问题
My config:
- Compiler: gnu gcc 4.8.2
- I compile with C++11
- platform/OS: Linux 64bit Ubuntu 14.04.1 LTS
I want to feed a method with wchar_t* and use it in many xecerces library methods that need XMLCh* but I don't know how to translate from one to another. It's easy if you use char* instead of wchar_t* but I need to use wide character. Under windows I could easily cast from one to another but it doesn't work in my linux machine. Somehow I have to manually translate wchar_t* to a XMLCh*
I link throught the library libxerces-c-3.1.so which uses XMLCh* exclusively. XMLCh can deal with wide character, but I don't know how to feed it to it, and also how to get a wchar_t* back from a XMLCh*
I developed this but it doesn't work (here I spit out a wstring which is easier to manage in cleaning up the memory than a pointer:
static inline std::wstring XMLCh2W(const XMLCh* tagname)
{
std::wstring wstr;
XMLSize_t len1 = XMLString::stringLen(tagname);
XMLSize_t outLen = len1 * 4;
XMLByte ut8[outLen+1];
XMLSize_t charsEaten = 0;
XMLTransService::Codes failReason; //Ok | UnsupportedEncoding | InternalFailure | SupportFilesNotFound
XMLTranscoder* transcoder = XMLPlatformUtils::fgTransService->makeNewTranscoderFor("UTF-8", failReason,16*1024);
unsigned int utf8Len = transcoder->transcodeTo(tagname,len1,ut8,outLen,charsEaten,XMLTranscoder::UnRep_Throw);// XMLTranscoder::UnRep_Throw UnRep_RepChar
ut8[utf8Len] = 0;
std::wstring wstr = std::wstring((wchar_t*)ut8);//I'm not sure this is actually ok to do
return wstr;
}
回答1:
No, you can't do that under GCC, because GCC defines wchar_t
as a 32-bit, UTF-32/UCS-4-encoded (the difference is not important for practical purposes) string while Xerces-c defines XmlCh as a 16-bit UTF-16-encoded string.

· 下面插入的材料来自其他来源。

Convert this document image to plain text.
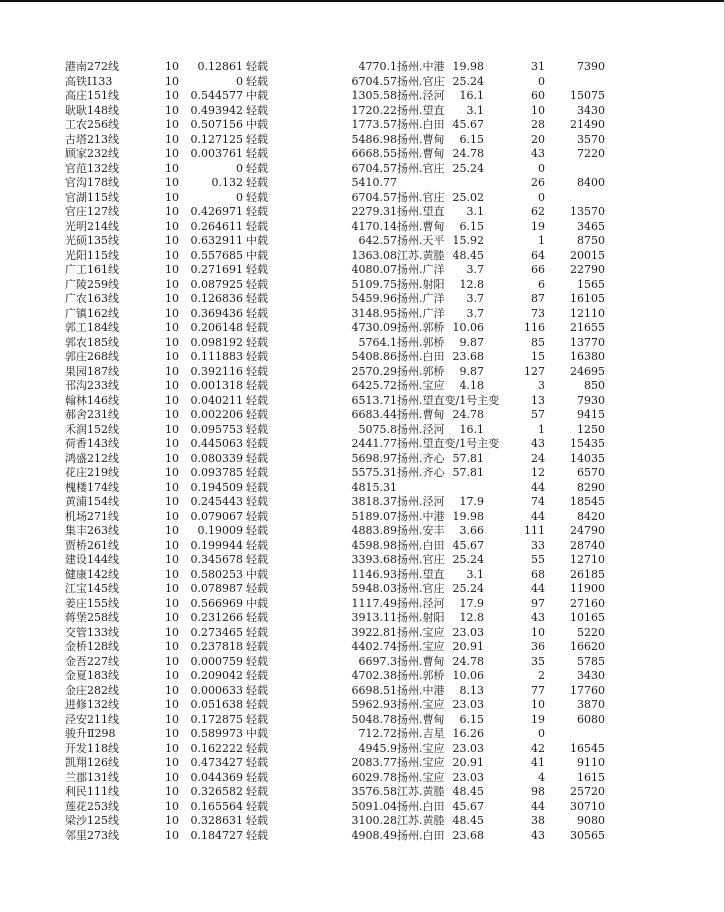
港南272线	10	0.12861 轻载	4770.1 扬州.中港 19.98	31	7390
高铁Ⅰ133	10	0 轻载	6704.57 扬州.官庄 25.24	0
高庄151线	10	0.544577 中载	1305.58 扬州.泾河	16.1	60	15075
耿耿148线	10	0.493942 轻载	1720.22 扬州.望直	3.1	10	3430
工农256线	10	0.507156 中载	1773.57 扬州.白田 45.67	28	21490
古塔213线	10	0.127125 轻载	5486.98 扬州.曹甸	6.15	20	3570
顾家232线	10	0.003761 轻载	6668.55 扬州.曹甸 24.78	43	7220
官范132线	10	0 轻载	6704.57 扬州.官庄 25.24	0
官沟178线	10	0.132 轻载	5410.77	26	8400
官湖115线	10	0 轻载	6704.57 扬州.官庄 25.02	0
官庄127线	10	0.426971 轻载	2279.31 扬州.望直	3.1	62	13570
光明214线	10	0.264611 轻载	4170.14 扬州.曹甸	6.15	19	3465
光硕135线	10	0.632911 中载	642.57 扬州.天平 15.92	1	8750
光阳115线	10	0.557685 中载	1363.08 江苏.黄塍 48.45	64	20015
广工161线	10	0.271691 轻载	4080.07 扬州.广洋	3.7	66	22790
广陵259线	10	0.087925 轻载	5109.75 扬州.射阳	12.8	6	1565
广农163线	10	0.126836 轻载	5459.96 扬州.广洋	3.7	87	16105
广镇162线	10	0.369436 轻载	3148.95 扬州.广洋	3.7	73	12110
郭工184线	10	0.206148 轻载	4730.09 扬州.郭桥 10.06	116	21655
郭农185线	10	0.098192 轻载	5764.1 扬州.郭桥	9.87	85	13770
郭庄268线	10	0.111883 轻载	5408.86 扬州.白田 23.68	15	16380
果园187线	10	0.392116 轻载	2570.29 扬州.郭桥	9.87	127	24695
邗沟233线	10	0.001318 轻载	6425.72 扬州.宝应	4.18	3	850
翰林146线	10	0.040211 轻载	6513.71 扬州.望直变/1号主变	13	7930
郝舍231线	10	0.002206 轻载	6683.44 扬州.曹甸 24.78	57	9415
禾润152线	10	0.095753 轻载	5075.8 扬州.泾河	16.1	1	1250
荷香143线	10	0.445063 轻载	2441.77 扬州.望直变/1号主变	43	15435
鸿盛212线	10	0.080339 轻载	5698.97 扬州.齐心 57.81	24	14035
花庄219线	10	0.093785 轻载	5575.31 扬州.齐心 57.81	12	6570
槐楼174线	10	0.194509 轻载	4815.31	44	8290
黄浦154线	10	0.245443 轻载	3818.37 扬州.泾河	17.9	74	18545
机场271线	10	0.079067 轻载	5189.07 扬州.中港 19.98	44	8420
集丰263线	10	0.19009 轻载	4883.89 扬州.安丰	3.66	111	24790
贾桥261线	10	0.199944 轻载	4598.98 扬州.白田 45.67	33	28740
建设144线	10	0.345678 轻载	3393.68 扬州.官庄 25.24	55	12710
健康142线	10	0.580253 中载	1146.93 扬州.望直	3.1	68	26185
江宝145线	10	0.078987 轻载	5948.03 扬州.官庄 25.24	44	11900
姜庄155线	10	0.566969 中载	1117.49 扬州.泾河	17.9	97	27160
蒋堡258线	10	0.231266 轻载	3913.11 扬州.射阳	12.8	43	10165
交管133线	10	0.273465 轻载	3922.81 扬州.宝应 23.03	10	5220
金桥128线	10	0.237818 轻载	4402.74 扬州.宝应 20.91	36	16620
金吾227线	10	0.000759 轻载	6697.3 扬州.曹甸 24.78	35	5785
金夏183线	10	0.209042 轻载	4702.38 扬州.郭桥 10.06	2	3430
金庄282线	10	0.000633 轻载	6698.51 扬州.中港	8.13	77	17760
进修132线	10	0.051638 轻载	5962.93 扬州.宝应 23.03	10	3870
泾安211线	10	0.172875 轻载	5048.78 扬州.曹甸	6.15	19	6080
骏升Ⅱ298	10	0.589973 中载	712.72 扬州.吉星 16.26	0
开发118线	10	0.162222 轻载	4945.9 扬州.宝应 23.03	42	16545
凯翔126线	10	0.473427 轻载	2083.77 扬州.宝应 20.91	41	9110
兰郡131线	10	0.044369 轻载	6029.78 扬州.宝应 23.03	4	1615
利民111线	10	0.326582 轻载	3576.58 江苏.黄塍 48.45	98	25720
莲花253线	10	0.165564 轻载	5091.04 扬州.白田 45.67	44	30710
梁沙125线	10	0.328631 轻载	3100.28 江苏.黄塍 48.45	38	9080
邻里273线	10	0.184727 轻载	4908.49 扬州.白田 23.68	43	30565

The best I've found is to use the C++11 support for UTF-16 strings:
char16_t
andXmlCh
are equivalent, though not implicitly convertible; you still need to cast between them. But at least this is cheap, compared to transcoding.std::basic_string<char16_t>
is the equivalent string type.- Use literals of the form
u"str"
andu's'
.
Unfortunately, VC++ doesn't support the C++11 UTF-16 literals, though wchar_t
literals are UTF-16 encoded. So I end up with something like this in a header:
#if defined _MSC_VER
#define U16S(x) L##x
typedef wchar_t my_u16_char_t;
typedef std::wstring my_u16_string_t;
typedef std::wstringstream my_u16_sstream_t;
inline XmlCh* XmlString(my_u16_char_t* s) { return s; }
inline XmlCh* XmlString(my_u16_string_t* s) { return s.c_str(); }
#elif defined __linux
#define U16S(x) u##x
typedef char16_t my_u16_char_t;
typedef std::basic_string<my_u16_char_t> my_u16_string_t;
typedef std::basic_stringstream<my_u16_char_t> my_u16_sstream_t;
inline XmlCh* XmlString(my_u16_char_t* s) { return reinterpret_cast<XmlCh*>(s); }
inline XmlCh* XmlString(my_u16_string_t* s) { return XmlString(s.c_str()); }
#endif
It is, IMO, rather a mess, but not one I can see getting sorted out until VC++ supports C++11 Unicode literals, allowing Xerces to be rewritten in terms of char16_t
directly.
回答2:
XMLCh is defined by wchar_t (on windows) or uint16_t (on Linux) and it is encoded with UTF-16.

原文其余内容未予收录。